Figure 6: JPlag suspicious file comparison screen

JPlag has worked very fast, and returned only the suspicious pairs of files. This tool allows the user to view the entire detected files clearly and provide a clear indication of the suspicious source-code fragments by colour indicating the suspicious fragments. It also provides easy navigation for viewing the suspicious source-code fragments between files that contain similar code that has been rearranged in different positions.

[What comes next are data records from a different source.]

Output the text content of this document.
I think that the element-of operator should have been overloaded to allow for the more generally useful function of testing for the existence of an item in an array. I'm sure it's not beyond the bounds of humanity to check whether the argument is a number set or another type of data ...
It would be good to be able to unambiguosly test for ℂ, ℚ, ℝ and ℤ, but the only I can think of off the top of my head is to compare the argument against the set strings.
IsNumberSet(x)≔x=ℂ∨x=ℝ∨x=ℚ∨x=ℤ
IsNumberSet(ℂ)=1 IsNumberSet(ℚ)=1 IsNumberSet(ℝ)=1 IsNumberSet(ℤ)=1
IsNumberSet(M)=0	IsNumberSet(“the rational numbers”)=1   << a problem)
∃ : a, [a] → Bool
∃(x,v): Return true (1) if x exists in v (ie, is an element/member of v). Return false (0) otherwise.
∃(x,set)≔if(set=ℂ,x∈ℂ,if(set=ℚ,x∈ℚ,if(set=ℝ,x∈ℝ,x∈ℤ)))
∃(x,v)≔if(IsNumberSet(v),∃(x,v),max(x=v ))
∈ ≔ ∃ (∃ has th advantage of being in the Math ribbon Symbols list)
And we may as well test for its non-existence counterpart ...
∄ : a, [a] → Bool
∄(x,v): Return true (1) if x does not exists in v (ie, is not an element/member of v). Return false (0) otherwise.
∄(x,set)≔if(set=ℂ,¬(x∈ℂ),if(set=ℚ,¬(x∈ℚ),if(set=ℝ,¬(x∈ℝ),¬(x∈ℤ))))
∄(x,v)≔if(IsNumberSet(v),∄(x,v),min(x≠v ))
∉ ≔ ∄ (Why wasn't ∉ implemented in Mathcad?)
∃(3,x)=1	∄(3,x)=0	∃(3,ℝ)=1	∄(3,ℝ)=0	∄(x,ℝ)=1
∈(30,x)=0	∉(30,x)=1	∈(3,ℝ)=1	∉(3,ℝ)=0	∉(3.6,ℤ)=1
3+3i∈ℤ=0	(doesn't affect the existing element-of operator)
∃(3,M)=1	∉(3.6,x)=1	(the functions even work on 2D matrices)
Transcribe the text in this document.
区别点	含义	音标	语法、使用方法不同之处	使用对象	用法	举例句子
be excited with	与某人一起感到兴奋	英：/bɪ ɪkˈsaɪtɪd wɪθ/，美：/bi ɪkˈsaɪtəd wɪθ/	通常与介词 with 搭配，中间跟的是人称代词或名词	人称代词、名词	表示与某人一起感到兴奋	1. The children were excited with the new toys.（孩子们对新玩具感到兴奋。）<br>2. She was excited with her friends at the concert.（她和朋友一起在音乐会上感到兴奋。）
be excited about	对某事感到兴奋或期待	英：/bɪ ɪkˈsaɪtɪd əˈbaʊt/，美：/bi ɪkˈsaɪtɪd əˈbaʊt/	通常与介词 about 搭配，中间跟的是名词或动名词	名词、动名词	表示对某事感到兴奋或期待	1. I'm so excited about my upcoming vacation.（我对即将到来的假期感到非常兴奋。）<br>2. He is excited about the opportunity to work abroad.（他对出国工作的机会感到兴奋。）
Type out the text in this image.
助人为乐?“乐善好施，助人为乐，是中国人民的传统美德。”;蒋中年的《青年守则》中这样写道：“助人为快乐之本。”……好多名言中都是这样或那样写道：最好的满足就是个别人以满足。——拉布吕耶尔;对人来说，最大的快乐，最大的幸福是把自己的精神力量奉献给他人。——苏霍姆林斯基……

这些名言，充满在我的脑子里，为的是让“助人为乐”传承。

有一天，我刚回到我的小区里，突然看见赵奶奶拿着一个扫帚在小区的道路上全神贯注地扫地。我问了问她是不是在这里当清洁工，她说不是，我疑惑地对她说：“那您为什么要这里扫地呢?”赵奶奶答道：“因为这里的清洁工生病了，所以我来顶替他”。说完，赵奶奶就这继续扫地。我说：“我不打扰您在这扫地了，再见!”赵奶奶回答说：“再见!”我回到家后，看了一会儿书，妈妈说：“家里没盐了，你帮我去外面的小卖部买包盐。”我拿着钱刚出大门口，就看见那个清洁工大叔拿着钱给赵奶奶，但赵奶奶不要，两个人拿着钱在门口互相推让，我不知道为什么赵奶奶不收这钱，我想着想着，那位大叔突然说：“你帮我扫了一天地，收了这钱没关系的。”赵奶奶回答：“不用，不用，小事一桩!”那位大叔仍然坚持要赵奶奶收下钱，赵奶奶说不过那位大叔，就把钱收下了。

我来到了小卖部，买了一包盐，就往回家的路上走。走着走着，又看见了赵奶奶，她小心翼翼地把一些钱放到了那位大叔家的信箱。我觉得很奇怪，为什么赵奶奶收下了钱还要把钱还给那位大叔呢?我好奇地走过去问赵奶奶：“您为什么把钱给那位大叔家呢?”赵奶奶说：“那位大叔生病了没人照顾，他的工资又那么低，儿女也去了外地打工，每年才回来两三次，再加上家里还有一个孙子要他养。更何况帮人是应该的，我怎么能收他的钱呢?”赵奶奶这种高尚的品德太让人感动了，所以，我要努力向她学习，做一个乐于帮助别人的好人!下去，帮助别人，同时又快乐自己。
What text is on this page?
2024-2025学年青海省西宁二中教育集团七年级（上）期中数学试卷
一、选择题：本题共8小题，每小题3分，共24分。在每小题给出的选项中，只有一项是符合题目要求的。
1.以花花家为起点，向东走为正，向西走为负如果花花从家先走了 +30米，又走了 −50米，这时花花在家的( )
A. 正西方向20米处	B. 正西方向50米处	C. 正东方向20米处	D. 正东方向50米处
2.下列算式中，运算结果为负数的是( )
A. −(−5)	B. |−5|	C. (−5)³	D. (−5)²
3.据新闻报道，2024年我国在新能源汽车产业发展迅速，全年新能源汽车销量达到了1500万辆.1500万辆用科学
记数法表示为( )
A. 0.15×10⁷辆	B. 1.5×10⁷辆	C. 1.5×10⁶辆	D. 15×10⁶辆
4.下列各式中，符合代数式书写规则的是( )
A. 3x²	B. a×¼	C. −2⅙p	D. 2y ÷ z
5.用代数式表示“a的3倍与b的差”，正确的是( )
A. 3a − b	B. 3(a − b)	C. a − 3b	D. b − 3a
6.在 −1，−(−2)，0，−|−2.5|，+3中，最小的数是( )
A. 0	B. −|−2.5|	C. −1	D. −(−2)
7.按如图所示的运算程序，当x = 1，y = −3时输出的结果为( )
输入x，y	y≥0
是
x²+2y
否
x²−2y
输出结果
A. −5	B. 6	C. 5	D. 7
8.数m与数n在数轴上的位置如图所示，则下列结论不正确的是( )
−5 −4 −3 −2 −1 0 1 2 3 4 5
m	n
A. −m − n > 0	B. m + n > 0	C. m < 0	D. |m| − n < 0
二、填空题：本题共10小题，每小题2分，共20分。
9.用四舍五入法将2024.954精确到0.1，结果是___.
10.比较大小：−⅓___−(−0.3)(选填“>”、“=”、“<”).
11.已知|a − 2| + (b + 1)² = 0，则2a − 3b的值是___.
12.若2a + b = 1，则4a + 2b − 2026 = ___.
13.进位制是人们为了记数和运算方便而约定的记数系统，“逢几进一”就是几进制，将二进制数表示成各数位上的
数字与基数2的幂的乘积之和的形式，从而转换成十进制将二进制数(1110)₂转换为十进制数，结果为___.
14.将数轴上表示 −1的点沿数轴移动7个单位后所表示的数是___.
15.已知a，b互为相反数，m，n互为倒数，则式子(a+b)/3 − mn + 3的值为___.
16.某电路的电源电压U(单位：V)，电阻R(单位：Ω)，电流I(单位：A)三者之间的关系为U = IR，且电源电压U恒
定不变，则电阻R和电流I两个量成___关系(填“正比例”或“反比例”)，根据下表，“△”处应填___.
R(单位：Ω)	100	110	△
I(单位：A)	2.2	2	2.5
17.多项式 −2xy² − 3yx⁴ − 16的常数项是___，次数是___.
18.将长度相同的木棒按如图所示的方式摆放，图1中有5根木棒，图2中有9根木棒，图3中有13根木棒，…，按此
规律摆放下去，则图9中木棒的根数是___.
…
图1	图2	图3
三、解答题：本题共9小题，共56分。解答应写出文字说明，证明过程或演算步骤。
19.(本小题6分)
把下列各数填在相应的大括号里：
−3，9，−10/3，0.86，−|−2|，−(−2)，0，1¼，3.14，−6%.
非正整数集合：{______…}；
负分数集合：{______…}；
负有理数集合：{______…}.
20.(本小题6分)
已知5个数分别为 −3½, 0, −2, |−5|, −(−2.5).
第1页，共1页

One of the drawbacks of JPlag is that it cannot handle files which do not parse. Because of this JPlag has missed the suspicious file pair 37 and 40. A nice feature of JPlag is that it displays the groupings of suspicious files found which is a very useful feature for catching suspected plagiarism between groups of students. A minor drawback is the display of results, consider for example in Figure 5 the 2nd, 8th and 10th grouping which show the similar files detected for files 28, 22 and 27 - these groupings are also shown in the Figure 7 below. One may find that groupings 22 and 37 are rather repetitive, since the files listed in these groupings are also listed in group 28. In larger datasets where more suspicious groupings are detected these extra groupings may make the results list pointlessly lengthy.

28.java -> 22.java
(100.0%)
37.java
(98.0%)
34.java
(96.2%)
25.java
(96.1%)
19.java
(92.3%)
22.java -> 37.java
(98.0%)
34.java
(96.2%)
25.java
(96.1%)
37.java -> 34.java
(95.5%)

25.java
(94.1%)

Figure 7: Figure 3 extract

Overall, JPlag was very straightforward to use, and allowed for easy comparison and viewing of the suspicious files. The user interface displaying the results was easy to use with suspicious code fragments clearly highlighted allowing the academic to easily compare and reach a decision about the files in question.